Wall Street Squirms While Main Street Gets Relief

It's been three months since the elevated May consumer prices report led the Federal Reserve to adopt a "whatever it takes" mentality to fight inflation. Markets are now bracing for an expected third straight 0.75% increase in the Federal Funds rate at the Fed's next policy meeting. But a funny thing has happened as markets and the economy adapted to the new policy environment: Much of the pain that Main Street was feeling has shifted to Wall Street.

The two most significant changes unfolding in the real economy over the past three months are in energy markets and the housing market. Retail gasoline prices peaked at $5 a gallon in mid-June, and have since fallen by more than $1.25 a gallon. According to Patrick De Haan of GasBuddy, American drivers are about to be saving $500 million a day on gasoline compared with what they were paying three months ago. And with gasoline futures prices continuing to fall, those savings should increase for at least the next couple of weeks.

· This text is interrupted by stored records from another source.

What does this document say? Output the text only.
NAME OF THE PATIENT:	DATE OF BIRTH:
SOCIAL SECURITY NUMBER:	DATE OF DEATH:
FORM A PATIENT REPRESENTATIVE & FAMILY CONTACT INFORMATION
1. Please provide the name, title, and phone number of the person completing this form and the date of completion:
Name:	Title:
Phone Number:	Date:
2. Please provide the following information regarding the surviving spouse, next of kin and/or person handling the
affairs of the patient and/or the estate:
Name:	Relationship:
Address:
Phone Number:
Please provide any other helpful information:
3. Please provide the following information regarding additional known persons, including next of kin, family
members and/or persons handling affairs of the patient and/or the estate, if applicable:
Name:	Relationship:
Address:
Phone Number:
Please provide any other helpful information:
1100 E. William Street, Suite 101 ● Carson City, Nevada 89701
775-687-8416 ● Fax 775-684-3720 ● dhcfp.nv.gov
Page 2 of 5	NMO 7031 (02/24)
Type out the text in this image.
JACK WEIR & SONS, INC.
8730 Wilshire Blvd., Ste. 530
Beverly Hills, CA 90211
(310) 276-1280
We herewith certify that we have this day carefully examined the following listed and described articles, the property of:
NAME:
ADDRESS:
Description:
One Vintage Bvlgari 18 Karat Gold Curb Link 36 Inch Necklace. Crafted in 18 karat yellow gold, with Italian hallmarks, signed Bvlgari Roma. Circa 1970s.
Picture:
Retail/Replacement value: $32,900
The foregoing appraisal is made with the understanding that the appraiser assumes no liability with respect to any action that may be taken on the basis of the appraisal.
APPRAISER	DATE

In the housing market, transactions have slowed to a crawl as mortgage rates jumped, and home prices have begun to fall in some of the metro areas where they rose the most over the past couple years. For the relatively small share of Americans looking to buy or sell a home right now, this has become a headache, but for the tens of millions of Americans who are perfectly content to stay in their home — with a mortgage rate that's probably less than 3% — this is no problem at all.